Chaquetas que se te hunden por los poros y desaparecen.
Eres un juerguero. La jeringa, la balista, ¡no me mientas! Sé que te metes bombones por el ano,
siempre tan oportuno,
quéjate a conserjería y pídeles otro chaleco de guardia, pidiendo ahí en bolas y los pies sobre la catifeta roja, vaya hotel más lujoso en el que te has metido pero tú ya sabes que no vales para este mundillo. Pidiendo miel, pidiendo solecillo en las nalgas. ¡Anda que si te pillo, te como bien rico rico ñam ñam mm mm! ¡Mm, mm, mm!

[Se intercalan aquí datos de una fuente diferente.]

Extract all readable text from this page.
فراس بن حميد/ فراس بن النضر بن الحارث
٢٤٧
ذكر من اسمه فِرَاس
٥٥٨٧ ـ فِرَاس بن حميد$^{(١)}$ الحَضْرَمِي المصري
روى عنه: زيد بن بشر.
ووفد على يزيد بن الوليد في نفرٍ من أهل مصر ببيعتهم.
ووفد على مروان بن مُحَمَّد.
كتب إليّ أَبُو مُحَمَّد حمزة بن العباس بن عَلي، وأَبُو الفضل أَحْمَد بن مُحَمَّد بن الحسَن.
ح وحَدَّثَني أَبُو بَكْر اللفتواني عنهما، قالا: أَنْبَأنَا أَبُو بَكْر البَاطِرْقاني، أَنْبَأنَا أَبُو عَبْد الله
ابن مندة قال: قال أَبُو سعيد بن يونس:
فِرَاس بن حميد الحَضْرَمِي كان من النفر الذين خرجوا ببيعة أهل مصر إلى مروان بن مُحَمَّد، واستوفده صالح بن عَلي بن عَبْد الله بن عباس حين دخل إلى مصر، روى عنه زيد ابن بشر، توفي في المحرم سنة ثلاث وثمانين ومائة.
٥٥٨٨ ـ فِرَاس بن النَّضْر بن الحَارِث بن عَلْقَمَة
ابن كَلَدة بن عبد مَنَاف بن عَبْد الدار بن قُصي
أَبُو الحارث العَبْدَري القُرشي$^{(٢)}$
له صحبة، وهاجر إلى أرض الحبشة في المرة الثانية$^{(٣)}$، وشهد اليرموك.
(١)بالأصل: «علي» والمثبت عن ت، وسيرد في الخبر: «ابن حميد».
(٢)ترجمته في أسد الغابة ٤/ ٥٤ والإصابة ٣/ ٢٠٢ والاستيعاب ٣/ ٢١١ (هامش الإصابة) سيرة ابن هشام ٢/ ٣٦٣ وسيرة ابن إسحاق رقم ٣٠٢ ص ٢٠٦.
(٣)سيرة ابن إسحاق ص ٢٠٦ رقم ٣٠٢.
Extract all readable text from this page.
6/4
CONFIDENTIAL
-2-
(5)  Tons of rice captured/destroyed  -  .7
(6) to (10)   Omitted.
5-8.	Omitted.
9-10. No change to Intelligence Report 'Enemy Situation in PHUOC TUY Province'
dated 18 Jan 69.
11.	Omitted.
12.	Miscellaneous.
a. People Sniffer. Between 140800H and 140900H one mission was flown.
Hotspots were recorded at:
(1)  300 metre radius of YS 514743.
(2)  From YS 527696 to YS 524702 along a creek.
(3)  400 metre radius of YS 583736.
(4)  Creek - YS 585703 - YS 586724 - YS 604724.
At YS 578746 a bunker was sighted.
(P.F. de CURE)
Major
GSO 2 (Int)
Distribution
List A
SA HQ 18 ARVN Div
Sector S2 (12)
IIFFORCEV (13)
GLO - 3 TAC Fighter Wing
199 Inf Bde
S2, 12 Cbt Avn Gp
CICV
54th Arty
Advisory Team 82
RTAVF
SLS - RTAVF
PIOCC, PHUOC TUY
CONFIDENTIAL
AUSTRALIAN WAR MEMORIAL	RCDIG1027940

Suéltalo el jugo, ven y dame un abrazo sobre este suelo de ranas en el hotel, ¡caramba! Suelecito en las palanganas, potando prótesis toda la noche, el cuello me duele y me sabe a plástico. Vomitando palanganas aún más grandes que la en la que estoy vomitando. Pesadillas. Brutales pesadillas de risa me afalagan, quins peuets, tienes pinta de ser muchacho.
Perlea, sabes que te gusta perlear. Volvamos a la habitación de este lujo, saboreando los pasillos de mármol y plantas, ascensores caros y ignorando el ruido del mostrador. Volviendo cubiertos de bálsamo a la calle dejando un rastro finísimo, de la calle a la habitación de ese mismo hotel. Una calle interior, las calles son jardines para este establecimiento: así de ricos son. Mastican con fuerza y pudren los bordes de la escalera al subir. Así es todo cada vez más peligroso.